Остановился я в гостинице «Континенталь», потому что дом, где была квартира отчима, национализирован. Но я заходил в него и даже побеседовал с людьми, которые живут в моей комнате (квартира очень плотно заселена разными семьями). Их нисколько не смутило, что я иностранец и эмигрант, к тому же когда постоянно сопровождающий меня «товарищ» (здесь все обращаются друг к другу так, слово «господин» звучит анахронизмом и вызывает подозрительность) Сергей объяснил им, что я разыскиваю родственников, все готовы были помочь, но не могли, т. к. поселились здесь значительно позже, уже после второй революции.
Обедаю в ресторане. Еда вполне приличная, хотя и без изысков. Люди одеваются чисто, аккуратно, но, на мой вкус, несколько однообразно, особенно мужчины. Дамы же, как и всюду в мире, стремятся выглядеть хорошо.
Как Ольга? Получил ли ты письмо от Мити? Он обещал заботиться о матери в мое отсутствие. Когда я видел ее в последний раз в клинике, она была спокойна, однако не вполне осознавала, что происходит и кто я такой. Очень о ней беспокоюсь. Похоже, ее состояние ухудшилось.
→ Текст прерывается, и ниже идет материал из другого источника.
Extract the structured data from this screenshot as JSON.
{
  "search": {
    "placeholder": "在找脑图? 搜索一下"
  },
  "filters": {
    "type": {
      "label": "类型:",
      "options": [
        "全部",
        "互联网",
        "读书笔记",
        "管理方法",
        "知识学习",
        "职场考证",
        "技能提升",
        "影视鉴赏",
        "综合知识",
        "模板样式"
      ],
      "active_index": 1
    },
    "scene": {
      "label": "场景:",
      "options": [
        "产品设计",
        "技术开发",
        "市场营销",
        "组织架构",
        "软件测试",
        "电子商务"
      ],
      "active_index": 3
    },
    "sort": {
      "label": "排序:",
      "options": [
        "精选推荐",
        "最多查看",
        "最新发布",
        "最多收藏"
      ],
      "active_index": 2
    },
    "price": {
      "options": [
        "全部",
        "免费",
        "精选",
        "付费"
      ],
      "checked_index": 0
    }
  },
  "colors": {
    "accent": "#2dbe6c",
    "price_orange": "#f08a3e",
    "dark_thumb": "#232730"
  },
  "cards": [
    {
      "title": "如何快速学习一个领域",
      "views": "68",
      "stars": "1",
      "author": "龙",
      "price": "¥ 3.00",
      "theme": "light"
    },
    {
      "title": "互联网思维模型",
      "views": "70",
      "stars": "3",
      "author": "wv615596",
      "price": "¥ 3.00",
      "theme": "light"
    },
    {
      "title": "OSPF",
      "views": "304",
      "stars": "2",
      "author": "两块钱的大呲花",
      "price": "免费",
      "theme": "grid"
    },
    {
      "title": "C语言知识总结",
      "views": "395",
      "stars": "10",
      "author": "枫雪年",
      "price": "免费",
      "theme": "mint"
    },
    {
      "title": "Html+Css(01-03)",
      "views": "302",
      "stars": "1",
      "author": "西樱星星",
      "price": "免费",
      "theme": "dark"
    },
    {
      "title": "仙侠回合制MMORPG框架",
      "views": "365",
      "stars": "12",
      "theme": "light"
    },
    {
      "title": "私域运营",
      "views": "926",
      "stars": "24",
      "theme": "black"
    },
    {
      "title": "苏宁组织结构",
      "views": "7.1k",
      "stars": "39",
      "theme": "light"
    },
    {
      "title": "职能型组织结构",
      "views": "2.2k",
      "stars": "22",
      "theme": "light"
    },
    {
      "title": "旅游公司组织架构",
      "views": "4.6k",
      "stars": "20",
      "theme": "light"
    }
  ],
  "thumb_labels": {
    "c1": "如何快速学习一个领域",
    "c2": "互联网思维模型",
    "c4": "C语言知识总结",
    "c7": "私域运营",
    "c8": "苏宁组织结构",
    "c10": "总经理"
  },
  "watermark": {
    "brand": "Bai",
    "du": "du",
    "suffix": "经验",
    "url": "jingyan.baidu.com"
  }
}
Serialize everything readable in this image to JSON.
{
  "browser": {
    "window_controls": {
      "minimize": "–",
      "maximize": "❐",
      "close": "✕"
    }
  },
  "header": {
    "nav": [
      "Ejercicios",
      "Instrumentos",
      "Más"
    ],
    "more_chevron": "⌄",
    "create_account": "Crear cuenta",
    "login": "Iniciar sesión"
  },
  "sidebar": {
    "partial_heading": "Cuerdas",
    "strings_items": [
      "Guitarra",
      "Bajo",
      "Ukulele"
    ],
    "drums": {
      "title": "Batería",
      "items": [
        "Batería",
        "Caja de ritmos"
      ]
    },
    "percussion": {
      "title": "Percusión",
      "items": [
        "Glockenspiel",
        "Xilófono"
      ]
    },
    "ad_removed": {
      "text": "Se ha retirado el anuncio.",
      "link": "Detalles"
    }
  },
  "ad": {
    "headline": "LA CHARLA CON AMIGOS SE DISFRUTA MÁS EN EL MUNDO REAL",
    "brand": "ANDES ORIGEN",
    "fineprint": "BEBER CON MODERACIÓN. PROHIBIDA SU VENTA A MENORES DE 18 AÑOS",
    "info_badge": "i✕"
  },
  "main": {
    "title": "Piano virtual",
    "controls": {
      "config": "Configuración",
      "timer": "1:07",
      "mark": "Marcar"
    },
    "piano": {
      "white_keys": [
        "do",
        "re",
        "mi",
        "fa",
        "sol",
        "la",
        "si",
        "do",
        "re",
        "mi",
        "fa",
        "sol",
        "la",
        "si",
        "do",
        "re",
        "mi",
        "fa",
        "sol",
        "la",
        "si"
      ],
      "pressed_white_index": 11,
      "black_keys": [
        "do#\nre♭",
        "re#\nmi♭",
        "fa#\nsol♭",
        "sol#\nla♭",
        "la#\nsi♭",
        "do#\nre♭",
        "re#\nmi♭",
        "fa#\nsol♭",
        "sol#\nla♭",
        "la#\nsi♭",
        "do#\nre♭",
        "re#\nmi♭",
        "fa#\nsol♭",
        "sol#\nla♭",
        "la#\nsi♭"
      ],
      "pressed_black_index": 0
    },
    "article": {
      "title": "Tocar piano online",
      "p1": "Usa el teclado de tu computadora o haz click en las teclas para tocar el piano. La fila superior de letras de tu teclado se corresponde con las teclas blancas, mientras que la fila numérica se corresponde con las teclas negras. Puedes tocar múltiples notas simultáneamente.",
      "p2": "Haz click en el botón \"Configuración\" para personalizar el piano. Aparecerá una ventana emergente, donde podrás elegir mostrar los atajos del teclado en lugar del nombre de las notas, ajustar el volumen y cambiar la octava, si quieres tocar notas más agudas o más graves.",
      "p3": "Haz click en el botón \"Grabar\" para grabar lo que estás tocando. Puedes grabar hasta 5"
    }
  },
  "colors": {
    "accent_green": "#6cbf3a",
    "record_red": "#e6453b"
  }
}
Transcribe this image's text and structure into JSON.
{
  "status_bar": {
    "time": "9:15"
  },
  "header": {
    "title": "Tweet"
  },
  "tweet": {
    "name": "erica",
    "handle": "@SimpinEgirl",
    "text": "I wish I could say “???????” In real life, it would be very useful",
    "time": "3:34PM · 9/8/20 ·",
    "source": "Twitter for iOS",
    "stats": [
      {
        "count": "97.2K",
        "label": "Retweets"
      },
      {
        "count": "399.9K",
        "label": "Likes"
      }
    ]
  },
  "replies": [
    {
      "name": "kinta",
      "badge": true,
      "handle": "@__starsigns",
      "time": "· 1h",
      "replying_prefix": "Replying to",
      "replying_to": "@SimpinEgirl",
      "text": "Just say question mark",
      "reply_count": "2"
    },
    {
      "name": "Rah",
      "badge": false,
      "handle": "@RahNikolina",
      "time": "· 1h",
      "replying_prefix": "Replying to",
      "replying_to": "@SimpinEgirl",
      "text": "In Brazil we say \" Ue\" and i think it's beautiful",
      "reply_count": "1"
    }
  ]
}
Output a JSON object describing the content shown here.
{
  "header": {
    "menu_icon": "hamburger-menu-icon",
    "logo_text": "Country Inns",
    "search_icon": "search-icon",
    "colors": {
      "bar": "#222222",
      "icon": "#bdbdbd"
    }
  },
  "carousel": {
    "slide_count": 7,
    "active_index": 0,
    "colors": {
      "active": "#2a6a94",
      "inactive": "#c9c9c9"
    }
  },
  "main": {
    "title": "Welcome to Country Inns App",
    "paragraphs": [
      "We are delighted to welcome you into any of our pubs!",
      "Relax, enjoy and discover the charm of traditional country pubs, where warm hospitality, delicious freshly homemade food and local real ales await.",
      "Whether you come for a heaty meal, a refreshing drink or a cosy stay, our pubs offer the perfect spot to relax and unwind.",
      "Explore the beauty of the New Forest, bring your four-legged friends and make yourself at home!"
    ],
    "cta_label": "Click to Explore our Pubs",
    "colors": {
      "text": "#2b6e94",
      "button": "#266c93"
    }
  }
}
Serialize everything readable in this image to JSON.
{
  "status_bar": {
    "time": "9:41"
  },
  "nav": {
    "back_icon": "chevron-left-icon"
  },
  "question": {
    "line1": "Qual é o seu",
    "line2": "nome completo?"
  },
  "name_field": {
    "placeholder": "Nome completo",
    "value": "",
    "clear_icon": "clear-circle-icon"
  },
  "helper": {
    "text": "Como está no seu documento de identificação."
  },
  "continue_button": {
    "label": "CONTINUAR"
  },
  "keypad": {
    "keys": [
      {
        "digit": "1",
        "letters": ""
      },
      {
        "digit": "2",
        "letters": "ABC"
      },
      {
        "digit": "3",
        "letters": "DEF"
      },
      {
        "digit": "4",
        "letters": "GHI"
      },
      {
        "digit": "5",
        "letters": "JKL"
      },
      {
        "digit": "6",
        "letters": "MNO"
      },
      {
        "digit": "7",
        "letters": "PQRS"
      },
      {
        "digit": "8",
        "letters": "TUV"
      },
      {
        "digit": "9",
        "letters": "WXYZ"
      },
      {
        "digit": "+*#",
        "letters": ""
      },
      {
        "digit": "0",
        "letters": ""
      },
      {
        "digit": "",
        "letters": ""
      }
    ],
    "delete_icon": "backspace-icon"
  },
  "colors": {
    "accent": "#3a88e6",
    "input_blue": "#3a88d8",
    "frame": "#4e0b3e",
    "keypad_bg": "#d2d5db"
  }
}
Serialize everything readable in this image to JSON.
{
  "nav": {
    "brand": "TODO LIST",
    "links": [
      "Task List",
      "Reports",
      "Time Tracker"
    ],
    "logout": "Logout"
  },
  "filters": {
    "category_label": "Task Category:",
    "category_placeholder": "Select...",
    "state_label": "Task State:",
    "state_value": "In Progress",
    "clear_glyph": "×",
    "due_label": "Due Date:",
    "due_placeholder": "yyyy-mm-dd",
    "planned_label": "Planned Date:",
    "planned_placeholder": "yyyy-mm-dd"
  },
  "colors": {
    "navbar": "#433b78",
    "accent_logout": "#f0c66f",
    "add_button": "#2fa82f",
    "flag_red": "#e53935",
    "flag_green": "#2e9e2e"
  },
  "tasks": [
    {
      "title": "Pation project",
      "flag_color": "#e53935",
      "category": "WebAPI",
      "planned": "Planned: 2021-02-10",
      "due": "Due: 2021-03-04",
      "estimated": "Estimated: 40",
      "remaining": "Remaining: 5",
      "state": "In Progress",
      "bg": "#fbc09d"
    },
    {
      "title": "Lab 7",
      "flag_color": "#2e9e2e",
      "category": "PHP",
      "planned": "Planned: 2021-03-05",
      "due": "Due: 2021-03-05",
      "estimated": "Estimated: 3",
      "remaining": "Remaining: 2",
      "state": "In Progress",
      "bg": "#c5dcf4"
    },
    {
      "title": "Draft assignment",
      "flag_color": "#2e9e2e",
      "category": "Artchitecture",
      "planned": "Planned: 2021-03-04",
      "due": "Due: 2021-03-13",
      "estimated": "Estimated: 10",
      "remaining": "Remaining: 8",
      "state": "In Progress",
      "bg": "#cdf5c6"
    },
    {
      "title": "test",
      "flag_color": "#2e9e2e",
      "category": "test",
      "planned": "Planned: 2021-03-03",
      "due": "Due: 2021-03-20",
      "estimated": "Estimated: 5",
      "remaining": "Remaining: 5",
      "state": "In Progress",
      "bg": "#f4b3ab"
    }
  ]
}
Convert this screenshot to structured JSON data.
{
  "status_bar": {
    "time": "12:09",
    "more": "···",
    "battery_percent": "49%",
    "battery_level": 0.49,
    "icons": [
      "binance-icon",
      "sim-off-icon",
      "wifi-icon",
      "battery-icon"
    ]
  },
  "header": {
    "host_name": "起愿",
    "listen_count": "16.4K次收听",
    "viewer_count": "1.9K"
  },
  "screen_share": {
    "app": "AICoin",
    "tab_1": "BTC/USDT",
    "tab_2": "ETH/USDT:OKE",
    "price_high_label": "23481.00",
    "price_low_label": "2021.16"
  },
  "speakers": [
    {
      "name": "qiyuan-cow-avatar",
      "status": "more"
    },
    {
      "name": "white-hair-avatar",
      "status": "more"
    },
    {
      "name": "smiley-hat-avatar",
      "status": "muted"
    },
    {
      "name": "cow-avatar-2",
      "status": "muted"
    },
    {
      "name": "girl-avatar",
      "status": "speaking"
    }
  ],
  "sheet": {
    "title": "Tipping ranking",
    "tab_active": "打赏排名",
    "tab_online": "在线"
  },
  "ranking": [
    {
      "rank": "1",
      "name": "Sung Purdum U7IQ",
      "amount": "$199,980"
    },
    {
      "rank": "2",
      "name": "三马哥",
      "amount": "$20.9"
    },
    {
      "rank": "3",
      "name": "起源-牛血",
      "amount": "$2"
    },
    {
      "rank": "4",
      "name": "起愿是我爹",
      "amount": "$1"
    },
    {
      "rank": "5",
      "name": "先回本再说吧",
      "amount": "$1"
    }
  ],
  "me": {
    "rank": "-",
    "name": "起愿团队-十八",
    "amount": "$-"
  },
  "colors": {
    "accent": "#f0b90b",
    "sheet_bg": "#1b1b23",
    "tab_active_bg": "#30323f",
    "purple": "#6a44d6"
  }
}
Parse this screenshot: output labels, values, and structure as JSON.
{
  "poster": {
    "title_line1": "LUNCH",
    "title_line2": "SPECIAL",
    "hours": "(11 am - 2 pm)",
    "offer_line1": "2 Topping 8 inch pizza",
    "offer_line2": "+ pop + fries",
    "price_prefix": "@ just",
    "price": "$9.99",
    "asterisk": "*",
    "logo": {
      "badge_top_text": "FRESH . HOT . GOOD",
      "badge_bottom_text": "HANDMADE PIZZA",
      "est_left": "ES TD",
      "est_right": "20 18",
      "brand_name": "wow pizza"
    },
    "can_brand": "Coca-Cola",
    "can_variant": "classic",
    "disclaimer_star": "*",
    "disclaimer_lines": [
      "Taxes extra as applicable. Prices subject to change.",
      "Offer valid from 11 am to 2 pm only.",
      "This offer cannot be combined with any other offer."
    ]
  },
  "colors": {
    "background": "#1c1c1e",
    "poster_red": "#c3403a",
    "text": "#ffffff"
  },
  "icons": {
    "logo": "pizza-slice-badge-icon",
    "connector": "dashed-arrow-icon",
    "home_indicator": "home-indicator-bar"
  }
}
Неожиданно оказалось, что по делам концессии необходимо выехать в Москву: на двух документах должны быть подписи каких-то больших советских чиновников. Товарищ Сергей, который меня сопровождает, очень любезно заверил, что это пустая формальность и сразу же за получением подписей и печатей можно будет развертывать производство. Вместе с Сергеем мы сели в поезд, следующий в Москву. Проводница в белой наколке принесла чаю. Я жадно смотрел в окно вагона, излечиваясь от своей застарелой (восьмилетней) ностальгии, а когда устал, принялся читать советские газеты, откуда почерпнул немало полезной информации о здешней жизни вообще и об экономической — в частности. У меня чешутся руки, так хочется поскорее взяться за работу. Сергей обнадежил меня, что после соответствующего прошения я смогу получить доступ в центральные архивы и что-либо разузнать о своей потерянной семье. Наконец объявили о прибытии в столицу (теперь она в Москве), где нас должны были встречать коллеги Сергея, опекающие меня в главном городе большевиков. Их двое, оба в кожаных куртках, довольно интеллигентного вида, один закончил рабфак, назвался Лито…»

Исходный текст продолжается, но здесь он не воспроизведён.